News24 – SAPA
Cape Town – Images of the terrorist attacks on September 11 in the United States flashed through the minds of police when they heard of an attempted hijacking of a domestic flight on June 17. Superintendent Lungisile Manyana said this in testimony at Bellville magistrate’s court in Cape Town on Wednesday. “At the airport, everybody was emotional and worried, running here and there,” he said. Manyana was speaking at the bail application of Tinashe Rioga, a 21-year-old Zimbabwean who faces charges of contravening the Civil Aviation Act and of assault with intent to do grievous bodily harm. Rioga allegedly brandished a hypodermic syringe during an abortive hijacking attempt, before being overpowered by passengers on board a Cape Town – Johannesburg flight.

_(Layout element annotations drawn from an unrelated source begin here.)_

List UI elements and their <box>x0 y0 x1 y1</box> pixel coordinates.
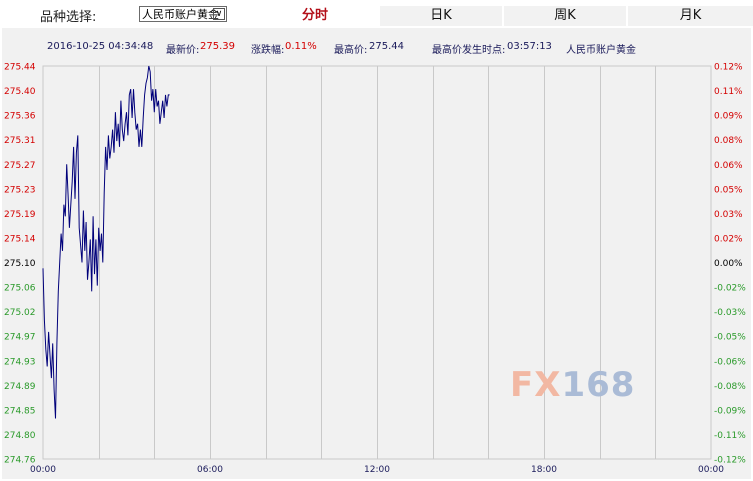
time-axis: 00:00 06:00 12:00 18:00 00:00 <box>30 465 724 475</box>
y-tick-label-right: 0.08% <box>714 136 743 146</box>
x-tick-label: 12:00 <box>364 465 390 475</box>
y-tick-label-right: 0.12% <box>714 63 743 73</box>
y-tick-label-left: 274.80 <box>4 431 36 441</box>
y-tick-label-right: -0.11% <box>714 431 746 441</box>
watermark-logo: FX168 <box>510 365 635 405</box>
y-tick-label-left: 275.02 <box>4 308 36 318</box>
y-tick-label-left: 275.19 <box>4 210 36 220</box>
y-tick-label-right: 0.05% <box>714 185 743 195</box>
y-tick-label-left: 275.14 <box>4 234 36 244</box>
x-tick-label: 00:00 <box>698 465 724 475</box>
x-tick-label: 00:00 <box>30 465 56 475</box>
y-tick-label-left: 275.31 <box>4 136 36 146</box>
y-tick-label-right: -0.05% <box>714 333 746 343</box>
y-tick-label-left: 275.10 <box>4 259 36 269</box>
y-tick-label-right: 0.09% <box>714 112 743 122</box>
intraday-chart: 275.44 275.40 275.36 275.31 275.27 275.23 275.… <box>4 63 746 476</box>
price-series-line <box>42 65 170 419</box>
y-tick-label-right: -0.09% <box>714 406 746 416</box>
y-tick-label-left: 274.89 <box>4 382 36 392</box>
watermark-168: 168 <box>561 365 636 405</box>
y-tick-label-left: 274.97 <box>4 333 36 343</box>
y-tick-label-left: 275.36 <box>4 112 36 122</box>
y-tick-label-right: 0.02% <box>714 234 743 244</box>
y-tick-label-left: 275.40 <box>4 87 36 97</box>
left-price-axis: 275.44 275.40 275.36 275.31 275.27 275.23 275.… <box>4 63 36 466</box>
y-tick-label-right: -0.03% <box>714 308 746 318</box>
y-tick-label-right: 0.03% <box>714 210 743 220</box>
x-tick-label: 06:00 <box>197 465 223 475</box>
y-tick-label-right: -0.08% <box>714 382 746 392</box>
y-tick-label-left: 275.27 <box>4 161 36 171</box>
y-tick-label-left: 274.93 <box>4 357 36 367</box>
y-tick-label-right: 0.06% <box>714 161 743 171</box>
y-tick-label-right: -0.06% <box>714 357 746 367</box>
y-tick-label-left: 274.76 <box>4 456 36 466</box>
y-tick-label-left: 274.85 <box>4 406 36 416</box>
y-tick-label-left: 275.06 <box>4 284 36 294</box>
x-tick-label: 18:00 <box>531 465 557 475</box>
right-percent-axis: 0.12% 0.11% 0.09% 0.08% 0.06% 0.05% 0.03% 0.02%… <box>714 63 746 466</box>
y-tick-label-left: 275.44 <box>4 63 36 73</box>
y-tick-label-right: -0.02% <box>714 284 746 294</box>
y-tick-label-left: 275.23 <box>4 185 36 195</box>
y-tick-label-right: -0.12% <box>714 456 746 466</box>
y-tick-label-right: 0.00% <box>714 259 743 269</box>
y-tick-label-right: 0.11% <box>714 87 743 97</box>
watermark-fx: FX <box>510 365 562 405</box>
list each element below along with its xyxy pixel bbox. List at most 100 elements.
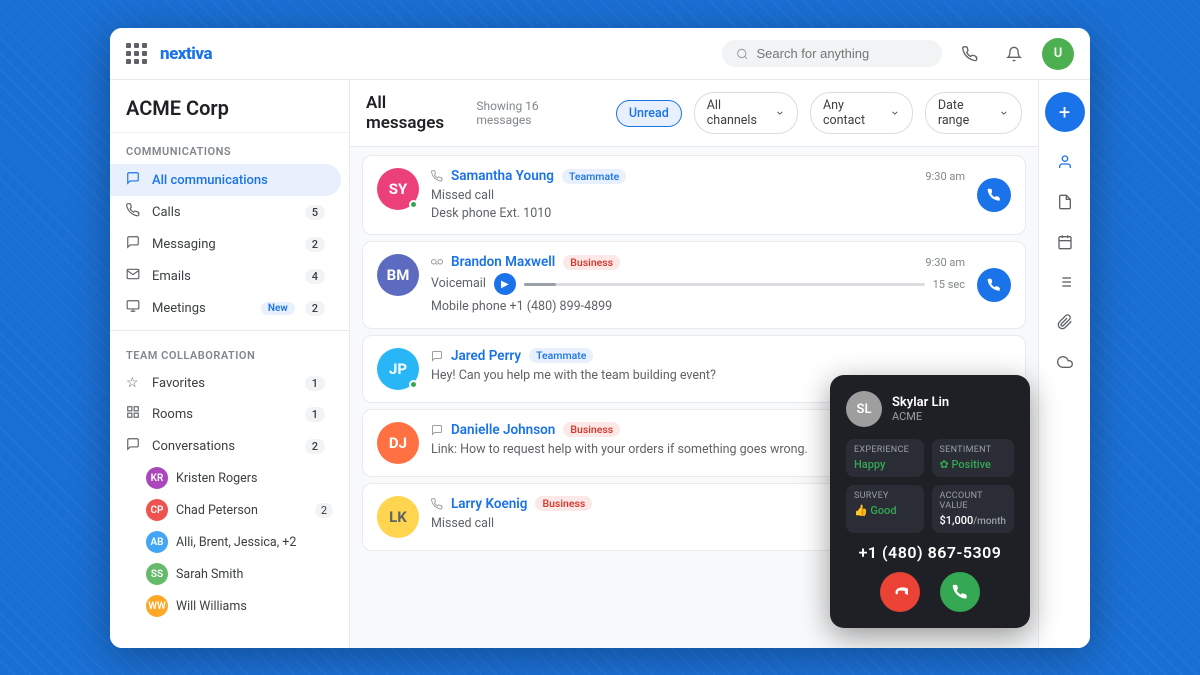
message-card-brandon[interactable]: BM Brandon Maxwell Business 9:30 am Voic… — [362, 241, 1026, 329]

Had held her around the neck
Led by prosecutor Wimpie Els, Manyana told magistrate Susanna Marais that by the time he took Rioga into custody, the situation was already under control and the task force had subdued the young man. “The accused was lying outside (the aircraft) with his hands cuffed.” Manyana said one of the crew, Nicole Scott, claimed in an affidavit that Rioga had held her around the neck with one hand and had the hypodermic syringe in the other. He demanded to be let into the cockpit, while pointing the syringe towards her eyes. Scott said Rioga had threatened, “in an aggressive manner and loud tone,” to kill her if she did not obey. Two passengers, one of them an off-duty SAA pilot, overpowered Rioga and Scott freed herself. Manyana was still waiting for the police forensic laboratory to return results of any substances found in the syringe. Asked what Rioga had offered as explanation for his actions, Manyana said the suspect had showed him “threatening” sms messages he had received on his cellphone a week before the attempted hijacking. Manyana said Rioga had thought about the threats and the possibility that the person who had sent them was waiting for him at Johannesburg International Airport, and so he tried to divert to plane to Mozambique or Botswana. “…so that he can be safe there,” said Manyana, adding that this was no reason to justify endangering the lives of other passengers on the flight. Regarding the syringe, Rioga had said he had wanted to “inject myself with flu medicine”, but no medication was found on him. Manyana said the State had a “very strong” case against Rioga, who faced between five and 30 years’ imprisonment if convicted.
Has family in the US
He said from his experience on the police force, Rioga could evade trial if he was granted bail. More so, because the only reason why he was in the country was to complete his final year as a B Sc student in applied computer literacy at the University of Cape Town. Manyana said Rioga was a frequent flyer, visiting family in the United States four times in the past two years, as well as family in Zimbabwe. Josua Greeff, appearing for Rioga, read an affidavit from him into the court record.